The primary objective of Unfair Advantage (UA) is to allow you to export end-of-day (EOD) quotes to third-party software. You store the data on your disk in a compressed format and then convert it to a format that the third-party software can use. The compression is so efficient that it lets you get by with as little as one gigabyte (GB) for US stocks and indexes, and only requires two GB for options. Much of the data goes back 20 years and some of it 60 years. CSI (Commodity Systems, Inc.) prides itself in its accurate data, which is why companies such as Yahoo Finance! use CSI to provide EOD quote data to users.

UA includes charting but it is not equipped with all the bells and whistles you find on full-featured products. Several techniques are available to create continuous commodities contracts, and UA covers all of the world’s major markets. If you are looking for a costcompetitive and accurate EOD datafeed, this is the product you want.

Commodities contracts

If you have a brokerage account that allows you to trade commodities, you can probably get quotes on a limited number of contracts, such as those trading on the CME (Chicago Mercantile Exchange). If you want to backtest commodities, you’ll want to create a “continuous” contract. Commodities contracts usually have a limited life because there is a delivery date involved. A continuous contract allows you to have a price series that is longer than any single contract. UA has several techniques for creating continuous contracts for commodities traded on exchanges all over the world. The tabs at the top of Figure 1 such as nth nearest, perpetual, back-adjusted, and Gann are all different techniques for creating a continuous price series.

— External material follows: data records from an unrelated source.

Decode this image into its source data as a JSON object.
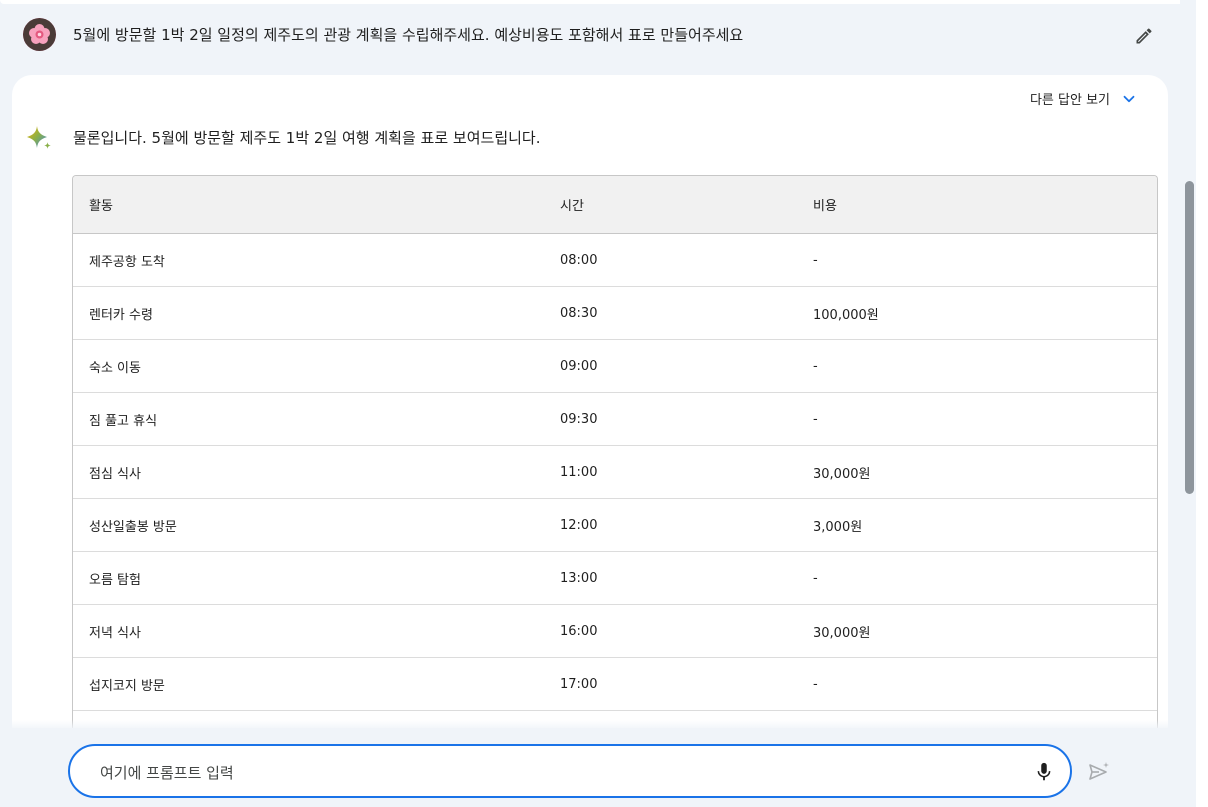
{
  "prompt": {
    "text": "5월에 방문할 1박 2일 일정의 제주도의 관광 계획을 수립해주세요. 예상비용도 포함해서 표로 만들어주세요"
  },
  "response": {
    "other_answers_label": "다른 답안 보기",
    "intro": "물론입니다. 5월에 방문할 제주도 1박 2일 여행 계획을 표로 보여드립니다.",
    "table": {
      "headers": [
        "활동",
        "시간",
        "비용"
      ],
      "rows": [
        [
          "제주공항 도착",
          "08:00",
          "-"
        ],
        [
          "렌터카 수령",
          "08:30",
          "100,000원"
        ],
        [
          "숙소 이동",
          "09:00",
          "-"
        ],
        [
          "짐 풀고 휴식",
          "09:30",
          "-"
        ],
        [
          "점심 식사",
          "11:00",
          "30,000원"
        ],
        [
          "성산일출봉 방문",
          "12:00",
          "3,000원"
        ],
        [
          "오름 탐험",
          "13:00",
          "-"
        ],
        [
          "저녁 식사",
          "16:00",
          "30,000원"
        ],
        [
          "섭지코지 방문",
          "17:00",
          "-"
        ]
      ]
    }
  },
  "input": {
    "placeholder": "여기에 프롬프트 입력",
    "value": ""
  },
  "icons": {
    "edit": "pencil-icon",
    "chevron": "chevron-down-icon",
    "sparkle": "sparkle-icon",
    "mic": "mic-icon",
    "send": "send-icon"
  },
  "colors": {
    "accent": "#1a73e8",
    "page_bg": "#f0f4f9",
    "card_bg": "#ffffff",
    "table_header_bg": "#f1f1f1"
  }
}
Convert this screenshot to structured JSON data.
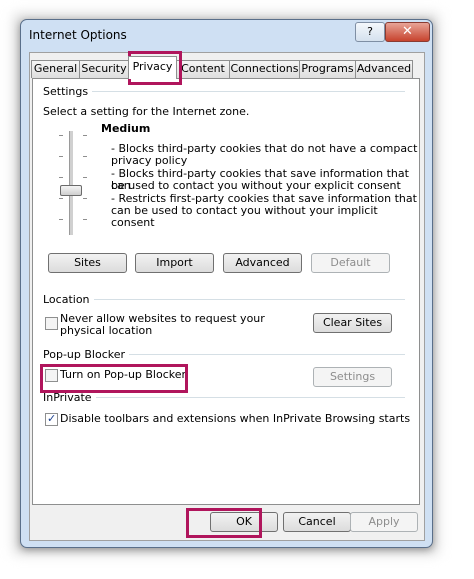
{
  "window": {
    "title": "Internet Options",
    "help": "?",
    "close": "✕"
  },
  "tabs": [
    "General",
    "Security",
    "Privacy",
    "Content",
    "Connections",
    "Programs",
    "Advanced"
  ],
  "settings": {
    "group_label": "Settings",
    "instruction": "Select a setting for the Internet zone.",
    "level": "Medium",
    "desc": [
      "- Blocks third-party cookies that do not have a compact",
      "privacy policy",
      "- Blocks third-party cookies that save information that can",
      "be used to contact you without your explicit consent",
      "- Restricts first-party cookies that save information that",
      "can be used to contact you without your implicit consent"
    ],
    "buttons": {
      "sites": "Sites",
      "import": "Import",
      "advanced": "Advanced",
      "default": "Default"
    }
  },
  "location": {
    "group_label": "Location",
    "checkbox_line1": "Never allow websites to request your",
    "checkbox_line2": "physical location",
    "checked": false,
    "clear_sites": "Clear Sites"
  },
  "popup": {
    "group_label": "Pop-up Blocker",
    "checkbox": "Turn on Pop-up Blocker",
    "checked": false,
    "settings": "Settings"
  },
  "inprivate": {
    "group_label": "InPrivate",
    "checkbox": "Disable toolbars and extensions when InPrivate Browsing starts",
    "checked": true
  },
  "footer": {
    "ok": "OK",
    "cancel": "Cancel",
    "apply": "Apply"
  },
  "colors": {
    "highlight": "#b0155c",
    "window_frame": "#cfe0f3"
  }
}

One note about terminology: When UA refers to a series, it is talking about a series of individual contracts that have been linked together to create a single continuous contract. Two terms that any commodities trader needs to know are open interest (OI) and volume. Open interest refers to the number of contracts currently being held, and volume refers to the total number of contracts bought and sold. The differentiation is important because it can signal buyer expectations versus liquidity. A useful technique in creating a continuous contract is to start using the next contract when the OI on that next contract equals the OI on the previous contract. This process of going from one contract to the next is called rollover.